The operators of city and town service buses have been asked to fit doors from July 1 in view of a series of accidents in which passengers were thrown out of buses.

The Ernakulam Regional Transport Authority (RTA) had taken a decision to introduce doors for city services two years back but had to keep it in abeyance after bus operators secured a stay from the State Transport Appellate Tribunal. Repeated pleas seeking permission from the State government to go for appeal against it in the High Court fell on deaf ears. While the intent was laudable, Motor Vehicles Department (MVD) sources were disappointed that the recent order didn’t insist on pneumatic doors, which could be operated by the driver.
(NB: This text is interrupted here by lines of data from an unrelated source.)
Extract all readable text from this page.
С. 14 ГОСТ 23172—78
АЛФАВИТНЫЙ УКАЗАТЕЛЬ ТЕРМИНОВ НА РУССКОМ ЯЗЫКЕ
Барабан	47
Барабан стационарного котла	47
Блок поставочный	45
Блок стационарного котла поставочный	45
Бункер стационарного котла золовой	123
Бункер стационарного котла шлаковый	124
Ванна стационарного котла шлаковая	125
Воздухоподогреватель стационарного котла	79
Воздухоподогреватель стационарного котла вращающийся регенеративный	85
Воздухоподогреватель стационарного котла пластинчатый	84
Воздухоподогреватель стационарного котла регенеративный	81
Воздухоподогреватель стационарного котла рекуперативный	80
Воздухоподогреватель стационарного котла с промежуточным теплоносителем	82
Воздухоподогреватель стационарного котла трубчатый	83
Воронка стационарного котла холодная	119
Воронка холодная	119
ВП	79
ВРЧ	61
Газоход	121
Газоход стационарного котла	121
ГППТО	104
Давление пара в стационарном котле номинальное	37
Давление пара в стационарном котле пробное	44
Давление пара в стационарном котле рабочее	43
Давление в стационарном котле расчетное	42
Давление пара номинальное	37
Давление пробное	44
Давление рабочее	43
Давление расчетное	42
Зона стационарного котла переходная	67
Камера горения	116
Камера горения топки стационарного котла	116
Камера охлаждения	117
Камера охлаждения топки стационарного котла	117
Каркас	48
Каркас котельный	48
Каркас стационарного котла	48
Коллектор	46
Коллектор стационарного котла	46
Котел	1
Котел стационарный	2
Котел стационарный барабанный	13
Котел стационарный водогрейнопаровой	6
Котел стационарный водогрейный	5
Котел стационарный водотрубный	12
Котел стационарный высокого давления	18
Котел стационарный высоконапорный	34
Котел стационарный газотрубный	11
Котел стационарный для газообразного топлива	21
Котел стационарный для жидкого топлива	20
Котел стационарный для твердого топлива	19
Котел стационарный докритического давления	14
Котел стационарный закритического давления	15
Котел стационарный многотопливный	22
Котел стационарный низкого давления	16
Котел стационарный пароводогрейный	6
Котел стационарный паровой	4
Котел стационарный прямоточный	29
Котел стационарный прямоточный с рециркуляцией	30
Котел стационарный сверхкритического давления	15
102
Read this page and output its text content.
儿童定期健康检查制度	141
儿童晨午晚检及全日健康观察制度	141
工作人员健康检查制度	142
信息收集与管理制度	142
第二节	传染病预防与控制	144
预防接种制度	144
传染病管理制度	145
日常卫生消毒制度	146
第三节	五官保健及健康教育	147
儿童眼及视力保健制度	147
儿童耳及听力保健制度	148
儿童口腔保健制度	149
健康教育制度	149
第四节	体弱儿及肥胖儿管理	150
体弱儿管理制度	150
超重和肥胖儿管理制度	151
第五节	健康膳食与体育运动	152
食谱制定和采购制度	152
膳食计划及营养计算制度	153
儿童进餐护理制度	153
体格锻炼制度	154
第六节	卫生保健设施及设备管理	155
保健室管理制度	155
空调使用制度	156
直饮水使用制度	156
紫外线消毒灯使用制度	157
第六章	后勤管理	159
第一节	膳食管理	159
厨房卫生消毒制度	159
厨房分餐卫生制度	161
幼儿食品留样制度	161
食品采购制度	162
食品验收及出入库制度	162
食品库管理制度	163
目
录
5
“The normal doors, which open outwards, would cause a lot trouble as there are chances of them smashing against pedestrians and two-wheelers riders, if not opened with care. Pneumatic door was the ideal solution, which the private bus operators seem to have succeeded in stalling through pressure tactics,” a senior MVD official told.

Costly affair

M.B. Satyan, State president, Private Bus Operators Federation, said the government could have made pneumatic doors mandatory for new buses while exempting existing services from all kinds of additions. MVD sources said that private bus operators could not be forced to appoint door-checkers because even the KSRTC didn’t engage them.

Mr. Satyan claimed that introducing pneumatic doors in existing buses demanded tinkering with the structure, which was a costly affair. “It will be the responsibility of the public to operate the doors with care since we are determined not to appoint door-checkers, adding to our operational costs. City services were exempted from having doors after they were found to cause accidents,” he said.

Transportation expert Dijo Kappen called for a government legislation making pneumatic doors a pre-condition for issuing or renewing licence. “Though the operators would protest against appointing door-checkers, they would soon fall in line in their maddening competition for increasing collections. The cost of introducing pneumatic doors could be recovered from the six months’ salary paid to the door-checkers,” he said.